Elegant Visualization of Density Distribution in R Using Ridgeline

22 Mar

Elegant Visualization of Density Distribution in R Using Ridgeline

This article how to visualize distribution in R using density ridgeline. The density ridgeline plot [ggridges package] is an alternative to the standard geom_density() [ggplot2 R package] function that can be useful for visualizing changes in distributions, of a continuous variable, over time or space. Ridgeline plots are partially overlapping line plots that create the impression of a mountain range.

You will learn how to:

Create basic density ridgeline plots
Add gradient fill colors under the curves
Add summary statistics such as quantile lines on the density plots
Add original data points onto the density curves

Contents:

Prerequisites
Basic density ridgeline plots
Density curves with gradient fill colors along the x axis
Add summary statistic lines
Add the original data points onto the density curves
Create histogram distributions using ridgeline
Change themes
Conclusion

Prerequisites

Load required R packages:

library(ggplot2)
library(ggridges)
theme_set(theme_minimal())

Key R functions:

geom_density_ridges(): first estimates data densities and then draws those using ridgelines. It arranges multiple density plots in a staggered fashion.

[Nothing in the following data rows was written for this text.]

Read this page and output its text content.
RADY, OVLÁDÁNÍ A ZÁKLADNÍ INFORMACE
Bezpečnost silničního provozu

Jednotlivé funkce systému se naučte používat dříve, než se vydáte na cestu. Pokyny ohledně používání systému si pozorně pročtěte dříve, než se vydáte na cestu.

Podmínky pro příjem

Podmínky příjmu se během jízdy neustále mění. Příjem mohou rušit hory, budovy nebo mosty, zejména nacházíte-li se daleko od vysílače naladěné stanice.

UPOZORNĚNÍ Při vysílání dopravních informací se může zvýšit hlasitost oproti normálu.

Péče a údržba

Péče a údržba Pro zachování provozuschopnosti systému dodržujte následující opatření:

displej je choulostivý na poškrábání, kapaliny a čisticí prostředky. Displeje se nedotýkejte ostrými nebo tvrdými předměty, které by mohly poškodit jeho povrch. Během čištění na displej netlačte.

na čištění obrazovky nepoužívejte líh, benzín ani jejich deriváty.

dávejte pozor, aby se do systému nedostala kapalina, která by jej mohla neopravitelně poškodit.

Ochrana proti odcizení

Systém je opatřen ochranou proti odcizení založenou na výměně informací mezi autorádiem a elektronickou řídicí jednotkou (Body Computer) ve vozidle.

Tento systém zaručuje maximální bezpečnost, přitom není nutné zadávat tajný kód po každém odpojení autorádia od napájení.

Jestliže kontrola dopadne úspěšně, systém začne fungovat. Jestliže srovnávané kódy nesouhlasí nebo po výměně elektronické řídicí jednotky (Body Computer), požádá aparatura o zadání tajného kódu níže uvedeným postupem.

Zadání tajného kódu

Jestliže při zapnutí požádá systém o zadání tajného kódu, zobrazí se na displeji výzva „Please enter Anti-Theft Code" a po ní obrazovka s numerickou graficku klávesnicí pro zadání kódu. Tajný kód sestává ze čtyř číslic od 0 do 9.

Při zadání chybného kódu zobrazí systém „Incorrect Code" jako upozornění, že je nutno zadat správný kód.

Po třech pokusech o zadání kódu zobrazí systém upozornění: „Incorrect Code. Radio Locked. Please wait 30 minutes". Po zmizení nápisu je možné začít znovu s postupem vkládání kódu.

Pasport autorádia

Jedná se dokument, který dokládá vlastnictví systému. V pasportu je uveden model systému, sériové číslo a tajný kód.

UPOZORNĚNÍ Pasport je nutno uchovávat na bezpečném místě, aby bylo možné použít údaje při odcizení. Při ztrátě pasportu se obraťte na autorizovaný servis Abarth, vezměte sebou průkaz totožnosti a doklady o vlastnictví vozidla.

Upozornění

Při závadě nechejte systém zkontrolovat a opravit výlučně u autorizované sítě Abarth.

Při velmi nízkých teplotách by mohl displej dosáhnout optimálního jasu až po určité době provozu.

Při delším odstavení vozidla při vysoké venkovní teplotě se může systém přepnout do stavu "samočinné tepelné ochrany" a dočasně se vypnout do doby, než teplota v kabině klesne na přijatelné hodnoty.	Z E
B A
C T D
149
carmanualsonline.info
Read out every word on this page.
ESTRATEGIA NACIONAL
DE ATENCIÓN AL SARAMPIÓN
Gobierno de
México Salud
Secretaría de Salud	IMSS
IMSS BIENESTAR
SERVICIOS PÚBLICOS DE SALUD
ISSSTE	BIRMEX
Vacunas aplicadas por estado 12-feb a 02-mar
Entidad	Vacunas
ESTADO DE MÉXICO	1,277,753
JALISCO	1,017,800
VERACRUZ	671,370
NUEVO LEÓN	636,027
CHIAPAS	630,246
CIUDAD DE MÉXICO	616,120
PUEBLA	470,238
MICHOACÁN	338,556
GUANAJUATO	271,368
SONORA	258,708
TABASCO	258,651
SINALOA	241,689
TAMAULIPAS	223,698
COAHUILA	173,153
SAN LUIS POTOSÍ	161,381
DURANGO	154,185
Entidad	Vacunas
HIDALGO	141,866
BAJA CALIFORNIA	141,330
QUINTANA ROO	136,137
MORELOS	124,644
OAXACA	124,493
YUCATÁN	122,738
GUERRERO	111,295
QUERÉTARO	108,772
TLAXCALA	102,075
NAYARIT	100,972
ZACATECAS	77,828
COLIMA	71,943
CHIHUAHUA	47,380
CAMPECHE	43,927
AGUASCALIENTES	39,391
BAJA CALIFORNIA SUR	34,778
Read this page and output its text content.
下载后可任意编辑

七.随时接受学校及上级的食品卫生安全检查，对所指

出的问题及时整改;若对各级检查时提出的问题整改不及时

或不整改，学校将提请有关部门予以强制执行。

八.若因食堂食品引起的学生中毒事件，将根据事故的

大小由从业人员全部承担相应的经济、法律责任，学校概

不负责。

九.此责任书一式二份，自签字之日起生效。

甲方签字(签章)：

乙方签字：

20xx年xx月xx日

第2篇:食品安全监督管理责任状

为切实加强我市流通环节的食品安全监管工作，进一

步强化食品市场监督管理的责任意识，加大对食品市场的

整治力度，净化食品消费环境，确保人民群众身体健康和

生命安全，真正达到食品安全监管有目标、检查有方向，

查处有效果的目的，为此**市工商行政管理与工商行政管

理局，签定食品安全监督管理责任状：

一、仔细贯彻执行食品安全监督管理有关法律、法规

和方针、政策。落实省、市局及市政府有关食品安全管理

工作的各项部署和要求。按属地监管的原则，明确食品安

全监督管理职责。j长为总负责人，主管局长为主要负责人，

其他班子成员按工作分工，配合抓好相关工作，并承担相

Basic density ridgeline plots

Key R functions:

geom_density_ridges(): Estimates data densities and then draws those using ridgelines. It arranges multiple density plots in a staggered fashion.

# Opened polygons
ggplot(iris, aes(x = Sepal.Length, y = Species, group = Species)) + 
  geom_density_ridges(fill = "#00AFBB")

# Closed polygons
ggplot(iris, aes(x = Sepal.Length, y = Species, group = Species)) + 
  geom_density_ridges2(fill = "#00AFBB")

# Cut off the trailin tails. 
# Specify `rel_min_height`: a percent cutoff
ggplot(iris, aes(x = Sepal.Length, y = Species)) + 
  geom_density_ridges(fill = "#00AFBB", rel_min_height = 0.01)

Note that, the grouping aesthetic does not need to be provided if a categorical variable is mapped onto the y axis, but it does need to be provided if the variable is numerical.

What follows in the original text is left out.